= Abu Omar al-Saif =

Saudi militant (1970–2005)

Abu Omar al-Saif (أبو عمر السيف)(1968/69-2005) was an informal name or nom de guerre of a Saudi Islamist and fighter operating first in Afghanistan (1986–1988) and later in the North Caucasus (1996–2005) as the mufti of Arab fighters in Chechnya, allegedly with close ties to al-Qaeda. His full name was Muhammad bin Abdullah bin Saif al-Buainain (محمد بن عبد الله بن سيف البوعينين). He sometimes also used the name, or was addressed as, al-Jaber. He was born in 1968 or 1969 in Saudi Arabia, and was killed in Dagestan in December 2005.

==Biography==
Al-Saif seems to have been the trustee of Arab financiers, receiving money from them through some institution in Dagestan (likely the Makhachkala office of Benevolence International Foundation, a KSA-based Islamic charity, now banned) and distributing it to the Islamic insurgent forces across southern Russia. His predecessor in this role was Ibn al-Khattab, who was also a Saudi and was also killed in Dagestan.
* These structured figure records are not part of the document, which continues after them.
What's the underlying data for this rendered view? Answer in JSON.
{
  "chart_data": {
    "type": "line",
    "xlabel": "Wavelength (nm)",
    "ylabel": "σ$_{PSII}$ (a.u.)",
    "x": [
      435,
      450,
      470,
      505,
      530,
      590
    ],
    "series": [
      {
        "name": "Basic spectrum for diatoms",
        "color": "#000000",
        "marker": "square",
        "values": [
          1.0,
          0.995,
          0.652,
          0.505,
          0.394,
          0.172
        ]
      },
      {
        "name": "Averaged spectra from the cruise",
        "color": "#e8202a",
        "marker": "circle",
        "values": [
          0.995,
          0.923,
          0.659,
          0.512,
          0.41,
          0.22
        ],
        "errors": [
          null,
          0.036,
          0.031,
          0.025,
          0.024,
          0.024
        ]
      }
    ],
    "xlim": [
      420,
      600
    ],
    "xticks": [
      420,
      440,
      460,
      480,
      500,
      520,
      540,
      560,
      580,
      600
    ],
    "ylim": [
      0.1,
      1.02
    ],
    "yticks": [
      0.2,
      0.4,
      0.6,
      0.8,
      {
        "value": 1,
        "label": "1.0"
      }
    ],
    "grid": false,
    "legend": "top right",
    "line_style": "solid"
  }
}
Abu Omar al-Saif was known to a small extent as an ideologue and spiritual leader. In the Chechen government of Zelimkhan Yandarbiev in 1996, he held the title of chairman of the Sharia judges and was responsible for implementation of the Islamic courts in the republic. He also wrote several articles and books, especially related to the issues of Iraq and democracy which he considered un-Islamic and idolatrous, and the conflict in the Caucasus which he believed could only be solved through armed Islamic Jihad.